Thursday, November 24, 2011

Thanksgiving


  I have a lot to be thankful for this year.

  It's been a pretty amazing year.  One year ago, I was having dinner on the island of Kauai with my wife, mother and sister.  It seems like a long time ago.  We found out in February that Rachel was pregnant with Caleb, and everything since then seems like a bit of a blur, with occasional days filled in for color along the way.  I remember the ultrasounds, the overwhelming sense of wonder that washed over each of us.  I remember my mother yelling when she called after she had gotten our package in the mail informing her of her new & upgraded status as grandmother.  I remember looking at Rachel at some point in early September and realizing just how pregnant she was.  I remember the sheer sense of unreality when I woke up at 2:00 in the morning and realized that Rachel was about to have a baby.  All of it has led to this day, this moment.

  But of course, God started to lay the groundwork for these precious moments long ago.  God has been at work in my life since before I was born, since before I was old enough to utter any words of faith, since before I realized how much God loved me.  God has been at work for years, for decades, reminding me of his love and surrounding me with amazing, gracious people who have helped me make it this far--not a single step was taken on my own, without the support and encouragement of so many.  And, of course, God has been there for every breath, every heartbeat.

  It hasn't all been easy, nor has it always been fun.  There are more tears in my past than I would have chosen, and there are people that I would desperately love to have back, even for one day.  I don't suppose I'll ever get over that sense of loss, no matter how wonderful the memories are.  That's just a part of life, I guess.

  I have also had the habit of making some not-so-wise decisions, and in so doing I made my own path a lot harder.  But again, those amazing people have helped me see that the road I was on led only one way, and it was not the way I intended to trod.  So with a helping hand and a lot of grace, I have tried (and failed, so often) to restore my feet to the path that leads to life.
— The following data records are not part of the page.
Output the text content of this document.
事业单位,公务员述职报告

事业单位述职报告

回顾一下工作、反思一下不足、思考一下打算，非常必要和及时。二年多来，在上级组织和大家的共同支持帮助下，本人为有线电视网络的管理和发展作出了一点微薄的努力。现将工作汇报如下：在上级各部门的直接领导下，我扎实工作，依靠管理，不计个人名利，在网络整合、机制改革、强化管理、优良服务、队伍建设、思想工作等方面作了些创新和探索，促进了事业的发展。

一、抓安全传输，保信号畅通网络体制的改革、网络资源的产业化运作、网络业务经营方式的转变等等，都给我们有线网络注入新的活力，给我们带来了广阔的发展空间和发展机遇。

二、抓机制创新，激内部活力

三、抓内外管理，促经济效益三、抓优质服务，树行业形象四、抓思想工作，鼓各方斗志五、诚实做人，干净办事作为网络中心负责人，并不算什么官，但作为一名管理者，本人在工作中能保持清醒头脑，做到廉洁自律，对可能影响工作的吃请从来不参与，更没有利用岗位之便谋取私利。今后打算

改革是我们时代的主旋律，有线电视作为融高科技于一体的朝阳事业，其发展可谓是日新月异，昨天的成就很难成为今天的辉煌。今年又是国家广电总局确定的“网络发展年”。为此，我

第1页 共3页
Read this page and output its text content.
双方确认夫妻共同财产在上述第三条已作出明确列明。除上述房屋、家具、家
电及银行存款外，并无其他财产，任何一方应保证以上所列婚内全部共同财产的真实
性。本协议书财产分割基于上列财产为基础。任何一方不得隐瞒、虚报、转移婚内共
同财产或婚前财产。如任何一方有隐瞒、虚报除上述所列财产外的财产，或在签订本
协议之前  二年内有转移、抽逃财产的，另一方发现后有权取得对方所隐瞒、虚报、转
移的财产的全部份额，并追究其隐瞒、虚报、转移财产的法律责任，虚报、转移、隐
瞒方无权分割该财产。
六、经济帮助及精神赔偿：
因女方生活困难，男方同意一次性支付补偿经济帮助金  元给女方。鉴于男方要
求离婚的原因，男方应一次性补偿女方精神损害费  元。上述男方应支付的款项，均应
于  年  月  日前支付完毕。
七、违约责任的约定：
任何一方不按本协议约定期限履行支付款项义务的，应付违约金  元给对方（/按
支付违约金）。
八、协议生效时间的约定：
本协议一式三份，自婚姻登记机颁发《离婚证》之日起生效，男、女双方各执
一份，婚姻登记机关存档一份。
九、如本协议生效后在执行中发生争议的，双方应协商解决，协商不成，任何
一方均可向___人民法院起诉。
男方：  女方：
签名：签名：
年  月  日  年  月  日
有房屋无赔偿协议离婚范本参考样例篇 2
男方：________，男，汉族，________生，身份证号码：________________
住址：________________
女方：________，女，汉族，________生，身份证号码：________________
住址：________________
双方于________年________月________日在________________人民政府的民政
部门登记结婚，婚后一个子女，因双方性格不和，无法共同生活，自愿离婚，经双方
  But only God can do that.  And God has blessed me so richly.

  This was Caleb's first Thanksgiving, and it was a grand occasion.  It marked his debut at the church, and he managed not to cry so loudly that not a single thought could be thunk, and he managed not to introduce himself to soon-to-be-friends through any bodily functions.  For both, we are grateful.

  We feasted at the church, surrounded by family and friends, and as we watched our son be rocked in the arms of a woman who knows a good bit more about raising children than we do, we were grateful.  Simply grateful.

  For what?

  For love.  For the love of a Savior.  For the love of God that is made manifest in the love of so many people.  For the love we have for a child.  For the love God has for that child.  For the promise of eternal love.

  So much love has been poured out, and it is my heartfelt and solemn prayer that I might spend my life pouring love out upon others as a way to say thank you to the one who has always and will always love me more than I can ever understand.